CATTLE classified as dangerous contacts following an outbreak of foot and mouth at Bondleigh will not be culled after all, a spokesperson from DEFRA confirmed this week.
Farmers Ken Bragg and Edward Knapman appealed against the department's decision to cull their dairy herds after blood tests on Tom Dennis' Clapperdown Farm came back positive.
The outbreak at Clapperdown Farm, formerly classified as a dangerous contact premises, brings the total number of foot and mouth cases in Devon to 173.
Two hundred pigs and 1,021 sheep were slaughtered and taken to a rendering plant.
Mr Knapman said he had taken all the precautions and his cattle were located quite some distance away from the sheep on the outbreak farm.
Blood tests carried out on adjacent farms on June 8 came back negative.
'DEFRA still want to cull our two pet pigs which we have agreed to to save the cattle,' said Mr Knapman, who has built up his herd of 250 over a 13-year period.
The farmer said it was a relief to know he had won his appeal.
'Just when I thought we were out of the woods foot and mouth appeared again,' he said.
'But there are not many farms left around me now with animals on so unless we get something ourselves the chances of us going contiguous now are getting less and less.'
Farmer Ken Bragg said he had appealed against the decision to cull his dairy herd because the sheep at Clapperdown farm had not been grazing next to his animals for a long time, and vets had confirmed there was no reason to slaughter them.
Clapperdown Farm was classified as a dangerous contact because a farm worker had been to Willie Cleave's holding in Highampton two days before an outbreak was confirmed at his premises in February.
The animals were found to be carrying antibodies but blood tests later revealed 80 per cent of the animals had developed the disease.
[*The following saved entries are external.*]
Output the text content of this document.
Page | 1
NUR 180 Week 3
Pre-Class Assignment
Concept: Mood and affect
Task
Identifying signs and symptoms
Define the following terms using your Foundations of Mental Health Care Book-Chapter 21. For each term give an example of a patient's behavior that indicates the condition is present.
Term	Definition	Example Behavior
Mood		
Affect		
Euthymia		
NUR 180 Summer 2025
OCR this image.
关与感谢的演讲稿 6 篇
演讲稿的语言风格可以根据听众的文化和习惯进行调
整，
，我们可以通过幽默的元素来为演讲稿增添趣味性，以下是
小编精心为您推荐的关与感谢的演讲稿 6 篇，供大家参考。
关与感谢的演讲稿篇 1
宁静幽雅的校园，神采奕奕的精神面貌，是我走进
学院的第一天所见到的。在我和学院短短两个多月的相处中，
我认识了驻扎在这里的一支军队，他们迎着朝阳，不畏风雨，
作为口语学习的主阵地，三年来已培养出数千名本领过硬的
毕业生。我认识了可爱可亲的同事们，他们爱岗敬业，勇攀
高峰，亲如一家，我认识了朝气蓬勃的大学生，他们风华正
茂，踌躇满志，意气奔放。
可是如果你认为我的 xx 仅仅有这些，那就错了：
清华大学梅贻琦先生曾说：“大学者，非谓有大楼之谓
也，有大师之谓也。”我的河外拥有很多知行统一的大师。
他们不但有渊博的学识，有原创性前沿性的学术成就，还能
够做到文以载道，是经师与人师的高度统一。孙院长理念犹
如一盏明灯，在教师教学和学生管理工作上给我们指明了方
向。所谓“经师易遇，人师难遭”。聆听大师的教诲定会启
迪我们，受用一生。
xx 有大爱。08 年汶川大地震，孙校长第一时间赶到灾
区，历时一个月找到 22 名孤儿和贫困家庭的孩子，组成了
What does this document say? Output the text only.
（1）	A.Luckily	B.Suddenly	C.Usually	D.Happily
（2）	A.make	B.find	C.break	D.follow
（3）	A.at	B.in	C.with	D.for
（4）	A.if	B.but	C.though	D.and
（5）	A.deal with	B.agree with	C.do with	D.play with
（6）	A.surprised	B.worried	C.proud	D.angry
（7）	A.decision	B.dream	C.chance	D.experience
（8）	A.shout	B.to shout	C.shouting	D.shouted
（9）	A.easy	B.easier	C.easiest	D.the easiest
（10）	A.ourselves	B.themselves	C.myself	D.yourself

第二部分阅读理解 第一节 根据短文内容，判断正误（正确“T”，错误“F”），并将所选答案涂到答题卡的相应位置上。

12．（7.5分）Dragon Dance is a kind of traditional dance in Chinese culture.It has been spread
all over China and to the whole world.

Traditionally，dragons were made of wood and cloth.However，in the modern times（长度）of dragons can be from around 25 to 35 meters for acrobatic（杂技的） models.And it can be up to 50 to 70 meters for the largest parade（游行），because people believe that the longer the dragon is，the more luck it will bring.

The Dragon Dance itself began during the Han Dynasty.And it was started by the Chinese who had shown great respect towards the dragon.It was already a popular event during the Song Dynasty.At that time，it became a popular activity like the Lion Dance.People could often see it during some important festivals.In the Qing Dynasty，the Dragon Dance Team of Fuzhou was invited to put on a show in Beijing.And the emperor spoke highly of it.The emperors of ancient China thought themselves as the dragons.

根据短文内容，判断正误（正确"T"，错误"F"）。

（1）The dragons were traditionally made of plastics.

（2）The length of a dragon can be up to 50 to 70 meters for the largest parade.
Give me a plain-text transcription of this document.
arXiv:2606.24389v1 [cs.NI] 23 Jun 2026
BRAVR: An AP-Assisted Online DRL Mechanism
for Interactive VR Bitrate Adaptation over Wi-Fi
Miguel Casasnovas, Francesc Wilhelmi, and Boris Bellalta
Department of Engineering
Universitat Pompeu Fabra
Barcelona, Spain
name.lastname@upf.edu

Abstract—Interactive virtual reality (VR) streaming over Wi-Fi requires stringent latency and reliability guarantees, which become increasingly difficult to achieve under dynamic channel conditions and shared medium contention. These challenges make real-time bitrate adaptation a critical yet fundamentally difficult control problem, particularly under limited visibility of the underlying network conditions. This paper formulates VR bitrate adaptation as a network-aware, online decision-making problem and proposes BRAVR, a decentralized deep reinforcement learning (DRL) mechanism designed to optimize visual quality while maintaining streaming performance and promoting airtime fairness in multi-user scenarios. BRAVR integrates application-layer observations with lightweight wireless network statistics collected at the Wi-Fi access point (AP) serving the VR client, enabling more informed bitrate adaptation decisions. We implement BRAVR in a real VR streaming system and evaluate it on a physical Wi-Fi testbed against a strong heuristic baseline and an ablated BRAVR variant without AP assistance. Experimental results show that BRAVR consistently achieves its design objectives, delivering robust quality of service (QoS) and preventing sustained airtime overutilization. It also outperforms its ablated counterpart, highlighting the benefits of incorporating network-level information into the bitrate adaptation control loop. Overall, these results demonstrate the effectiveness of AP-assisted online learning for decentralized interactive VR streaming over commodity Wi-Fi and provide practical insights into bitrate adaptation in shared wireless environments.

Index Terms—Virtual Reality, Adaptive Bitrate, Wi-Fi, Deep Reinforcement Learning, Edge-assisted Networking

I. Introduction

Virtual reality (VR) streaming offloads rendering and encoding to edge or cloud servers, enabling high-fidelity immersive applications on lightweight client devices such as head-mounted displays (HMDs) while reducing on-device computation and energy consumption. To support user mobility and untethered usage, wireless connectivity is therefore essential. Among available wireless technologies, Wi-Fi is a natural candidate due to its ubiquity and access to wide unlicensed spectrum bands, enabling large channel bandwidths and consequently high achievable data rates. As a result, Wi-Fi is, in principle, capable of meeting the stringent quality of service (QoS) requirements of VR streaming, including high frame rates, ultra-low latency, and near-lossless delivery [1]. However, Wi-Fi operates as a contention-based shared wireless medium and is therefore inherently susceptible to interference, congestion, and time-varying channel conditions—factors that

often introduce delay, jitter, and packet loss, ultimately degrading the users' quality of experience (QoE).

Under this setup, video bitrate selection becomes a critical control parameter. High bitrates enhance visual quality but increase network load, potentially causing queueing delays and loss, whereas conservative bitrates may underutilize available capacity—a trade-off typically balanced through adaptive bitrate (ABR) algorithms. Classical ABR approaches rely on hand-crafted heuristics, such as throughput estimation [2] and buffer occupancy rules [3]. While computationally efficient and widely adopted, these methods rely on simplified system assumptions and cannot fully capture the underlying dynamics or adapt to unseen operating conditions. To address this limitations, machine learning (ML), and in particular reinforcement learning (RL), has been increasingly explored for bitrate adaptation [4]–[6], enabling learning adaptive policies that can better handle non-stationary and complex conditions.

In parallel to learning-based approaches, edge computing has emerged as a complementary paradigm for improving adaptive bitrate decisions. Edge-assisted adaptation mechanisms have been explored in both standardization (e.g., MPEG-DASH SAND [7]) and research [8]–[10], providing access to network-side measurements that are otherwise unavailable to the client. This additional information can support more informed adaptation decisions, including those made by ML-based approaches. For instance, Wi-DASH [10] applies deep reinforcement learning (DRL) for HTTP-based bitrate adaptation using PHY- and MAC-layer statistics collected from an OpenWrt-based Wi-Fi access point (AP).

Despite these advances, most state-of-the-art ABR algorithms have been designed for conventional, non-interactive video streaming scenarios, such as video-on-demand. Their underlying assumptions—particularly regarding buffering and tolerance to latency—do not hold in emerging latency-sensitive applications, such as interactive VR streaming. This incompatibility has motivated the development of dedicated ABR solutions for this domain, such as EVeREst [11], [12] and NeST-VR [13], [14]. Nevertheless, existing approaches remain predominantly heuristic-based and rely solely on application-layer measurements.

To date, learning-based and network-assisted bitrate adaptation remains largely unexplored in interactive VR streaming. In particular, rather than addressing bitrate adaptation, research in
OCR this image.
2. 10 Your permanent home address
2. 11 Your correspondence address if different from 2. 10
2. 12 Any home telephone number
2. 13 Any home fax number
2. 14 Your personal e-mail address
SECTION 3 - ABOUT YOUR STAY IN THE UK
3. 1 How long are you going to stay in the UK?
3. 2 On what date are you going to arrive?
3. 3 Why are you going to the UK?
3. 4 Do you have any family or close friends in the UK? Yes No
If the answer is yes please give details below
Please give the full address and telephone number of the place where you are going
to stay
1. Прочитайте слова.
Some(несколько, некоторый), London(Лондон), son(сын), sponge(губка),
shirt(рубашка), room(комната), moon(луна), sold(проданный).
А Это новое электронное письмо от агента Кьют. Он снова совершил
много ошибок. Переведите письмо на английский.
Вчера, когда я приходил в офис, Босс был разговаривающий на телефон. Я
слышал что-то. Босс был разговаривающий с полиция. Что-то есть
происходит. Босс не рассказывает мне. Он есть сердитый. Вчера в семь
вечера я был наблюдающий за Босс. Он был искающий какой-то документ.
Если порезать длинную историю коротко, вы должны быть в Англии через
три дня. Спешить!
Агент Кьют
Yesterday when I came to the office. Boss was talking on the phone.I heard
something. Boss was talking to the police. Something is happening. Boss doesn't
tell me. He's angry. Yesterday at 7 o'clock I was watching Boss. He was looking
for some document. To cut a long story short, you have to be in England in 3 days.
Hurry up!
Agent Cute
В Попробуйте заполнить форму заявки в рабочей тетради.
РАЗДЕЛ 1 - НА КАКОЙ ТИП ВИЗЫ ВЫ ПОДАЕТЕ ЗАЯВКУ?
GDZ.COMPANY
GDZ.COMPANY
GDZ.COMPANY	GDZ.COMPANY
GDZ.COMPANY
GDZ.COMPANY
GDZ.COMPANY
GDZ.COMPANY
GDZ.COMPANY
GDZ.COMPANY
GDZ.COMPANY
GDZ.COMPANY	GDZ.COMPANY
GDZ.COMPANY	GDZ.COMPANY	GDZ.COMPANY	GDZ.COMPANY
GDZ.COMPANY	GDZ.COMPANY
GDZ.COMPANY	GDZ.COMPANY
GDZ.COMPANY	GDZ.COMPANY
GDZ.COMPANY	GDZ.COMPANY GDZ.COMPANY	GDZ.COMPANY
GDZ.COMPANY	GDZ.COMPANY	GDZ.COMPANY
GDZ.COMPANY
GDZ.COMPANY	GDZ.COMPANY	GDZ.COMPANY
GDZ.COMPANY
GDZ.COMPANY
A spokeswoman for DEFRA said there were six contiguous premises to Clapperdown Farm but only susceptible animals would be culled.
'It is a case by case assessment and the two cattle farms have been spared in this instance,' she said.
She confirmed there were no intentions to use the Ash Moor burial pit near Petrockstowe as all the animals slaughtered were being taken to a rendering plant.
A total of 389,551 animals have been slaughtered and disposed of to date in the foot and mouth crisis in Devon.
Foot and mouth restrictions have now been lifted throughout the Tavistock area.